The key proposal here is for a reorientation of psychogeographical practices to class war-gaming. This refers to an actual board game created by Guy Debord in the last phase of his practice to present, in his words, “the forces of contention and the contradictory necessities imposed” – with opposing units of cavalry and artillery navigated around forts and mountain passes – with the intention of drawing lessons to be applied in other contexts of class warfare. While Bridger does not describe the mechanics of the game in any detail – which makes it hard to judge whether this is simply a return to a Leninist-style leadership circa the Russian Civil War (generals ordering Red Army soldiers around) – what Bridger draws in more detail are four principles of class war-gaming, previously articulated by Richard Barbrook: psychogeography, participatory creativity, detournement and provocation.

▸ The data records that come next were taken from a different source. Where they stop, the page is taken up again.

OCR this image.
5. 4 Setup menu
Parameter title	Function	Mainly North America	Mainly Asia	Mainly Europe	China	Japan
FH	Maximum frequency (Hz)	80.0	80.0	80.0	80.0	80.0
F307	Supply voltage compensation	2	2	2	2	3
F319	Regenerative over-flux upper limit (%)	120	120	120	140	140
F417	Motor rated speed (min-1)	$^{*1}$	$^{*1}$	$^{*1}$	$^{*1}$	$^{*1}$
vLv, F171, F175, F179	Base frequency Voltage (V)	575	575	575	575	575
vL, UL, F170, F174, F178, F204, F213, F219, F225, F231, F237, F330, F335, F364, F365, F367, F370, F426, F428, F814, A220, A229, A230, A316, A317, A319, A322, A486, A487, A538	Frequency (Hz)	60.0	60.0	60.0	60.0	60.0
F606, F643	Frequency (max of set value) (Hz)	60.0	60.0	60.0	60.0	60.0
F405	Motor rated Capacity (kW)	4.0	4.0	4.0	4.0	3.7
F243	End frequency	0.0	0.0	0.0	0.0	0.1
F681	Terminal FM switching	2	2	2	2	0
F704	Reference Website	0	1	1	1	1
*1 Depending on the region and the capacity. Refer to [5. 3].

There are no illusions here as to the scale and complexity involved in deploying any one of these four principles. In a script written with Tina Richardson, based on Ballard’s The Concrete Island a character states that “[i]n order to demolish the spectacle, we have to put ourselves in the spectacle”; which begs the questions ‘do we even have that choice?’ And, whether by choice or not, how complex is it then to deploy detournment to undo its meanings when the spectacle itself habitually deploys detournment in memes and mash-ups to construct its matrices (something that Bridger, through the example of John Nada’s sunglasses in the movie ‘They Live’, is clearly aware of)?

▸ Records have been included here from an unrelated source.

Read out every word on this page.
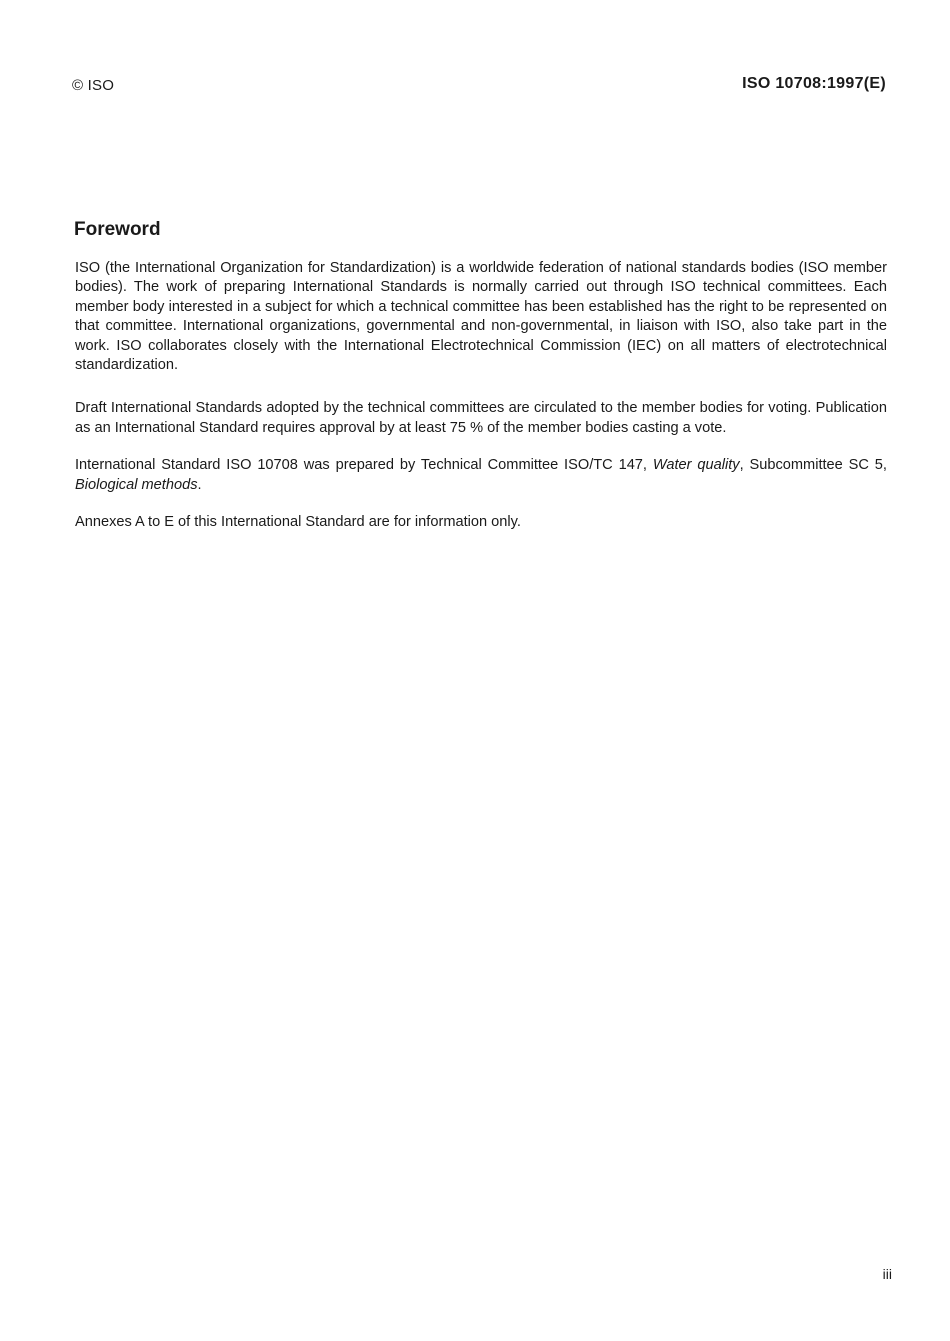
© ISO	ISO 10708:1997(E)
Foreword

ISO (the International Organization for Standardization) is a worldwide federation of national standards bodies (ISO member bodies). The work of preparing International Standards is normally carried out through ISO technical committees. Each member body interested in a subject for which a technical committee has been established has the right to be represented on that committee. International organizations, governmental and non-governmental, in liaison with ISO, also take part in the work. ISO collaborates closely with the International Electrotechnical Commission (IEC) on all matters of electrotechnical standardization.

Draft International Standards adopted by the technical committees are circulated to the member bodies for voting. Publication as an International Standard requires approval by at least 75 % of the member bodies casting a vote.

International Standard ISO 10708 was prepared by Technical Committee ISO/TC 147, Water quality, Subcommittee SC 5, Biological methods.

Annexes A to E of this International Standard are for information only.

iii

This book cries out for a second volume, to explain and give examples through case studies of gaming for how we might navigate the forts and mountain passes of the spectacle (“contradictory necessities imposed”) by the deployment of tactical and strategic movement. What would that mean, practically and theoretically, in different contexts? What moves? Moves through what? In ‘They Live’ even the simple action of seeing and showing is necessarily violent; is that what is involved here? Is a militarisation of the dérive proposed? And what is beyond art that is more than formalism and mash up? Or nihilism? Psychogeography and Psychology is a tantalising read, but whether it really has the ideas to break us from our “pleasure in the ideology” (Žižek) will take another book (and many more practical examples that achieve outcomes beyond art making) to know.

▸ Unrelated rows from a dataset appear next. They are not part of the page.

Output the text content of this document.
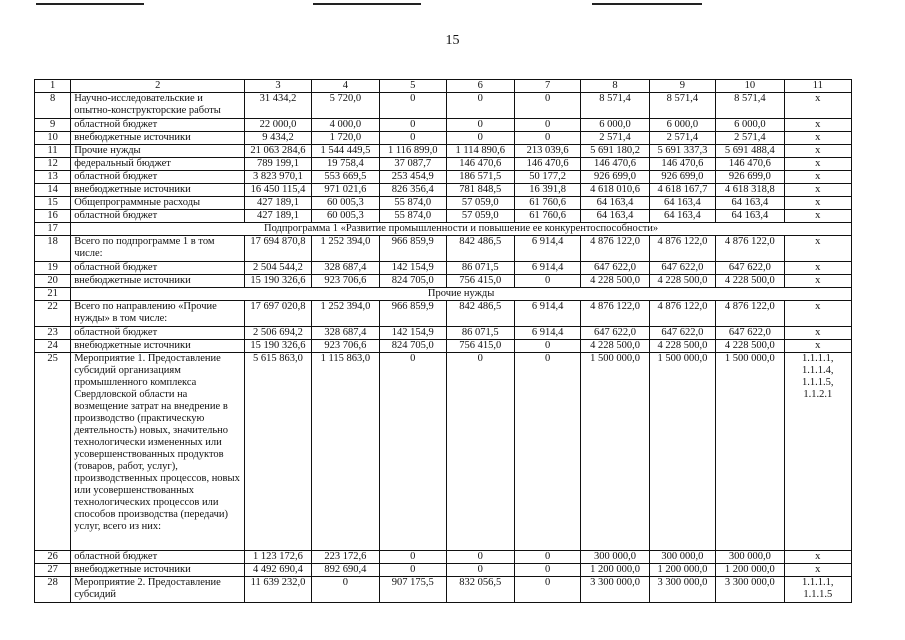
15
1	2	3	4	5	6	7	8	9	10	11
8	Научно-исследовательские и опытно-конструкторские работы	31 434,2	5 720,0	0	0	0	8 571,4	8 571,4	8 571,4	х
9	областной бюджет	22 000,0	4 000,0	0	0	0	6 000,0	6 000,0	6 000,0	х
10	внебюджетные источники	9 434,2	1 720,0	0	0	0	2 571,4	2 571,4	2 571,4	х
11	Прочие нужды	21 063 284,6	1 544 449,5	1 116 899,0	1 114 890,6	213 039,6	5 691 180,2	5 691 337,3	5 691 488,4	х
12	федеральный бюджет	789 199,1	19 758,4	37 087,7	146 470,6	146 470,6	146 470,6	146 470,6	146 470,6	х
13	областной бюджет	3 823 970,1	553 669,5	253 454,9	186 571,5	50 177,2	926 699,0	926 699,0	926 699,0	х
14	внебюджетные источники	16 450 115,4	971 021,6	826 356,4	781 848,5	16 391,8	4 618 010,6	4 618 167,7	4 618 318,8	х
15	Общепрограммные расходы	427 189,1	60 005,3	55 874,0	57 059,0	61 760,6	64 163,4	64 163,4	64 163,4	х
16	областной бюджет	427 189,1	60 005,3	55 874,0	57 059,0	61 760,6	64 163,4	64 163,4	64 163,4	х
17	Подпрограмма 1 «Развитие промышленности и повышение ее конкурентоспособности»									
18	Всего по подпрограмме 1 в том числе:	17 694 870,8	1 252 394,0	966 859,9	842 486,5	6 914,4	4 876 122,0	4 876 122,0	4 876 122,0	х
19	областной бюджет	2 504 544,2	328 687,4	142 154,9	86 071,5	6 914,4	647 622,0	647 622,0	647 622,0	х
20	внебюджетные источники	15 190 326,6	923 706,6	824 705,0	756 415,0	0	4 228 500,0	4 228 500,0	4 228 500,0	х
21	Прочие нужды									
22	Всего по направлению «Прочие нужды» в том числе:	17 697 020,8	1 252 394,0	966 859,9	842 486,5	6 914,4	4 876 122,0	4 876 122,0	4 876 122,0	х
23	областной бюджет	2 506 694,2	328 687,4	142 154,9	86 071,5	6 914,4	647 622,0	647 622,0	647 622,0	х
24	внебюджетные источники	15 190 326,6	923 706,6	824 705,0	756 415,0	0	4 228 500,0	4 228 500,0	4 228 500,0	х
25	Мероприятие 1. Предоставление субсидий организациям промышленного комплекса Свердловской области на возмещение затрат на внедрение в производство (практическую деятельность) новых, значительно технологически измененных или усовершенствованных продуктов (товаров, работ, услуг), производственных процессов, новых или усовершенствованных технологических процессов или способов производства (передачи) услуг, всего из них:	5 615 863,0	1 115 863,0	0	0	0	1 500 000,0	1 500 000,0	1 500 000,0	1.1.1.1, 1.1.1.4, 1.1.1.5, 1.1.2.1
26	областной бюджет	1 123 172,6	223 172,6	0	0	0	300 000,0	300 000,0	300 000,0	х
27	внебюджетные источники	4 492 690,4	892 690,4	0	0	0	1 200 000,0	1 200 000,0	1 200 000,0	х
28	Мероприятие 2. Предоставление субсидий	11 639 232,0	0	907 175,5	832 056,5	0	3 300 000,0	3 300 000,0	3 300 000,0	1.1.1.1, 1.1.1.5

In the midst of Psychogeography and Psychology, Alex Bridger mentions May 1969, a year after the famous 1968 Paris uprising of students and workers. I happened to be in Paris in May 1969. I was only just 13 years old, but I remember the slogans on the walls: SAME AGAIN THIS YEAR. Of course, there was no repetition; one cannot simply summon up the contradictory necessities that create the grounds for refusal, re-meaning and throwing over. Now, more than half a century later, what is imposed – mental health crisis, loss of hope, racist government, climate change, rising toxicity in misogyny and policing, real immiseration of the low paid and unemployed, collapsing public services, academia reduced to market principles – is as vicious, if not more so. Is a return to Debord’s ideas – SAME AGAIN – the right and effective way to respond? Or will it take an entirely new praxis we haven’t seen yet?